The male has long been considered the singer, using his songs to establish breeding territory and attract mates, while the female is silent or communicates in chips. But is this just a stereotype based on insufficient data?
Take the Northern cardinal. The downward whistling “CHEER, CHEER” of the cardinal is closely associated in the minds of birders with that splendid, black-masked crimson bird. But, as Donald Kroodsma notes in Birdsong for the Curious Naturalist, fine singing in cardinals is not limited to the male.
The female cardinal often sings from treetops early in the spring, just as the male does. The female also sings from the nest while incubating eggs, while her mate sings nearby. Often the female’s song matches her mate’s, so birders must get their eyes on the singing bird to determine if it is the male or the female.
The female Baltimore oriole also responds to the song of her mate while incubating her eggs in the sock-like hanging nest that swings high in the tree branches. The male oriole has a clear fruity song, so associated in our minds with spring, while the female chimes in with a soft chip or her own rhythmic, rollicking song.
The Female Bird Song Project is investigating why the gender stereotype in birds has arisen. Scientists Karan Odom of Cornell Lab of Ornithology and Lauryn Benedict of the University of Northern Colorado note that several species in North America exhibit female bird song, including the black-capped chickadee, tufted titmouse, house wren, northern cardinal, song sparrow, dark-eyed junco, and yellow warbler.
Female birds in the tropics, where many of our migratory songbirds spend their winters, often do sing. In fact, Odom’s 2014 study showed that in 71% of the 32 bird families studied females sang during part or all of their lifecycles. Yet there are very few recorded records of female birdsong in the Lab’s archives.
Odom and her colleagues traced the singing trait in birds back to a common ancestor, concluding that singing was the original default trait for both genders. They theorize that in the tropics, where many birds live year-round, the females must constantly defend their territories and so they sing to establish possession.

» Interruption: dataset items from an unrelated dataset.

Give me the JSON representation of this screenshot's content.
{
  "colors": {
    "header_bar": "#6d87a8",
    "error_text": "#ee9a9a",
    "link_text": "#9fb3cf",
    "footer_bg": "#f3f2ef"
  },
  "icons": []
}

Migratory birds, though, only defend nesting territory for a few months a year.The male takes on the singing job, while the female invests her energies in nest-building and raising young.
Odom and Benedict point out that recordings of birdsong have until recently been conducted mostly in the temperate regions of the northern hemisphere, so that recordings of female birdsong are rarer. The Female Bird Song Project is hoping to correct this regional bias against the existence of singing females.
Scientists are calling on birders to help identify singing female birds, by reporting positive songs on the eBird app. Birders can make a recording by phone to upload with the checklist, and also report to femalebirdsong.org.
Citizen-scientist observations can help correct the imbalance in the song records for female birds and highlight their beautiful songs.
Kay Cramer is president of Seven Mountains Audubon, based in Lewisburg. She advocates to reverse the significant declines in our bird and insect populations by addressing climate change and planting native trees, shrubs and flowers through the Bird-Friendly Blooms project of Audubon Mid-Atlantic.